I do NOT 'agree that what for some people is SQ, is DQ for others'. If it is
recognizably the same, it is not DQ. Newly starting participation in a
static pattern of value in which others are already participating, may be of
high value to others, but it is still static quality.
It may be the movement up the ladder that is DQ, e.g. from Anglicanism to
Quakerism (-:, not the lower rungs themselves for those who move up to them.

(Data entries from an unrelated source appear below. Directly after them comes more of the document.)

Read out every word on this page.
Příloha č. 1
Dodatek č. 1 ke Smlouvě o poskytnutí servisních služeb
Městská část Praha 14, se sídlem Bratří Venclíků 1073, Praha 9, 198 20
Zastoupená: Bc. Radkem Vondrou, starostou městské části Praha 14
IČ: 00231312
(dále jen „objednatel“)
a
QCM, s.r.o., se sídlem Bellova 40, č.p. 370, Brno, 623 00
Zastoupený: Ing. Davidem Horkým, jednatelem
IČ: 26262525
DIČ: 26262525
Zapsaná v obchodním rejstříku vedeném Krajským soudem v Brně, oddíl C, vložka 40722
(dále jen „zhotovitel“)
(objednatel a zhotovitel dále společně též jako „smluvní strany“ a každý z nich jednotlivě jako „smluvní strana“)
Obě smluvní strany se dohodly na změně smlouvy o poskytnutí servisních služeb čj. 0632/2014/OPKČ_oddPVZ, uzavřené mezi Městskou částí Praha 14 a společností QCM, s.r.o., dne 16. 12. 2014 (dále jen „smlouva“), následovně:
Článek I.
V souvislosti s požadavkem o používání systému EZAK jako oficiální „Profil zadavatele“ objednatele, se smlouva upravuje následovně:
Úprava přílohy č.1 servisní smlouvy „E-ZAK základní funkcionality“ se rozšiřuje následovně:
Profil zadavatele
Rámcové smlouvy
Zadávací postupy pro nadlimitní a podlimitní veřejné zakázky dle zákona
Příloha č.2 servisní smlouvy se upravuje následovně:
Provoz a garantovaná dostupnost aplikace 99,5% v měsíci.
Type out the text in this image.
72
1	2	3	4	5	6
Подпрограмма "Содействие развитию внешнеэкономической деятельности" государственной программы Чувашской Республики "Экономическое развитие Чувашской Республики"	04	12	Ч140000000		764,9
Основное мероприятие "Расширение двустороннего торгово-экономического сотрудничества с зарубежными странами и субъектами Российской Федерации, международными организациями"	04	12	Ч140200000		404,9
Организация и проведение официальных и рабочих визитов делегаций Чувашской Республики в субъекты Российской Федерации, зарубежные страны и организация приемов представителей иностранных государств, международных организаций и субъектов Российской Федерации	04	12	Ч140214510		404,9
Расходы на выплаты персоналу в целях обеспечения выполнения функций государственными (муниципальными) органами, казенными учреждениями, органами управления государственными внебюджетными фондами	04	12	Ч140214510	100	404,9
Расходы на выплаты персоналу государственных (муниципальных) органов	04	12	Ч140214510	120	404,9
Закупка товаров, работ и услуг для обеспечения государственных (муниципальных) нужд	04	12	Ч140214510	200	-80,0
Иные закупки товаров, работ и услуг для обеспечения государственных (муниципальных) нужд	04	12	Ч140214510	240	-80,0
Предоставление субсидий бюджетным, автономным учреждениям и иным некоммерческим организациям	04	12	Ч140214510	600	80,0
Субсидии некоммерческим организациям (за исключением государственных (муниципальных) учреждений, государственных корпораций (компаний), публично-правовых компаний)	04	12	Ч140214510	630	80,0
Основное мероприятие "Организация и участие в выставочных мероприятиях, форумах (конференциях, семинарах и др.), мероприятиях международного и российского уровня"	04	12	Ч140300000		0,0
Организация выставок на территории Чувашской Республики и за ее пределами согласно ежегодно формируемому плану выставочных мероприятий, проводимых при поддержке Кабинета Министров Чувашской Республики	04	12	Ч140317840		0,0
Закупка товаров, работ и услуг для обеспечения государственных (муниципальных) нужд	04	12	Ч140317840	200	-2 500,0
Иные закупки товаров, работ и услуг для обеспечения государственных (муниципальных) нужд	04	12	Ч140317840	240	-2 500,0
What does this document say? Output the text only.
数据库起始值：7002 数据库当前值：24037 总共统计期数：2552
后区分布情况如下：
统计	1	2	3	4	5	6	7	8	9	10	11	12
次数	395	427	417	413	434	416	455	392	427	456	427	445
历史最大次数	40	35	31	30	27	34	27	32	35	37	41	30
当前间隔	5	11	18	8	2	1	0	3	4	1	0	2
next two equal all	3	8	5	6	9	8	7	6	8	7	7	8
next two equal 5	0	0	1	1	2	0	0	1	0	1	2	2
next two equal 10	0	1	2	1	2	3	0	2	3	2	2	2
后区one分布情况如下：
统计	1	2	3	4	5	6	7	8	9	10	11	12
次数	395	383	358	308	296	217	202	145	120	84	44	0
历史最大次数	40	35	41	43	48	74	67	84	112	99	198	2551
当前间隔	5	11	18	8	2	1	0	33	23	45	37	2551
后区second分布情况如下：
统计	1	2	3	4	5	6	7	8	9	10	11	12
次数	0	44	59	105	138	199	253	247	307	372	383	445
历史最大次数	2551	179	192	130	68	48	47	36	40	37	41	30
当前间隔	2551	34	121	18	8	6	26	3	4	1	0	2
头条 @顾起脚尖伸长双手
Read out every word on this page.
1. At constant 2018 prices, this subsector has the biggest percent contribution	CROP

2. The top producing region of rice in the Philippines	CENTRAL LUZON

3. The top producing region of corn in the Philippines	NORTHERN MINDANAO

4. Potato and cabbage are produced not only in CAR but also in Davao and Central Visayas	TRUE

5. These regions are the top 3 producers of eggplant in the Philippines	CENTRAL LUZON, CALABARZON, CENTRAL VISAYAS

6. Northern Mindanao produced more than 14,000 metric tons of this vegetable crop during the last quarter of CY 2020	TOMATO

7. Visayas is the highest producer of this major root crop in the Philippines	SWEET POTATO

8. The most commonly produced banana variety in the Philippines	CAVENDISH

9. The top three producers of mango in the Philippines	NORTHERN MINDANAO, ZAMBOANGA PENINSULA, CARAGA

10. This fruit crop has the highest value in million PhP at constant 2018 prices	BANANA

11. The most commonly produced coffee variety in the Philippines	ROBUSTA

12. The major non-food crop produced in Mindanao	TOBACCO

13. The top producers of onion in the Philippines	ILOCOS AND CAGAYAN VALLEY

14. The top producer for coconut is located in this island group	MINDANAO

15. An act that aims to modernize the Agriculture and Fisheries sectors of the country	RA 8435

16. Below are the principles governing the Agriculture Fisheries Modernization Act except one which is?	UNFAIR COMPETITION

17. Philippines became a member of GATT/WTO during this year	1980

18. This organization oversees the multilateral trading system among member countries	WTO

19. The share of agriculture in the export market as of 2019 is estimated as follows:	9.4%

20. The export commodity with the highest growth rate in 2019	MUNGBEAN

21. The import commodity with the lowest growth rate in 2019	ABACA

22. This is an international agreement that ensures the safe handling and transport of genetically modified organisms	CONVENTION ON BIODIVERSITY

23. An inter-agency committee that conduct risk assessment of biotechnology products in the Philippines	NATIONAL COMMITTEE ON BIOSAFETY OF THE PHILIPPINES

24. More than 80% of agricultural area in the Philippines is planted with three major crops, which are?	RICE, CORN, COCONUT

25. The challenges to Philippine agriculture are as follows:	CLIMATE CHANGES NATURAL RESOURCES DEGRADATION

The only justification for religious institutions is that they are
springboards or trampolines to start upward from. The more flexible, the
better.
You asked:
'how do you understand the Christian mystical tradition (Dionysus, Eckhart,
Tolle, John of the Cross, Julian of Norwich, etc etc) - their work is
saturated with what you claim "kills" mysticism.'
I know very little about Christian mysticism. I presume that the 'theology'
that is shown in their work can be distinguished from that which I would
recognize as 'mysticism'.
No, Quakers in my tradition do not teach their religion. There are no
boundaries for our religious practice that I know of either. Quaker
religious practice just co-develops, as I wrote. It diverges sometimes and
it converges at other times. In history Quaker groups 'disowned' other
groups and individuals diverging too much, but such 'disowning' stopped
somewhere in the last century. For some groups earlier, for others later. In
Western Europe quite early. 'Quaker Faith and Practice' and other books
question Quakers whether their religious practice is really according to
divine guidance as they experience it and to some extent describe that
co-developing practice, but they don't prescribe.
You wrote:
'Probably a temperamental difference between us there'
Or being on different rungs of the ladder? (-;
You asked:
'What did you think of my point about science being incapable of physical
violence as there is no physical link between levels 3 and 4, but as being
just as capable of forming an ideology which
justifies physical violence (as with communism).'
Well, a symbol cannot harm what it symbolizes, obviously. But what's the
point, if what matters is coercion or force which IS present on all levels
and if all 4th level static patterns of value are coercive simply by virtue
(!) of embodying static quality and resisting change? We could then discuss
which type of 4th level pattern of value if more coercive than others, but I
doubt whether 'science' as a whole is a good category to compare with
others. Some science is more rigidly resisting paradigm change than other
science, just as some religion is more resistant to let its practitioners
dance for themselves than other religion... And making practitioners first
take in 'the accumulated static latches of [their] different religious
traditions' before they are allowed to change those traditions, doesn't seem
to me to be a recipe for lessening coercion.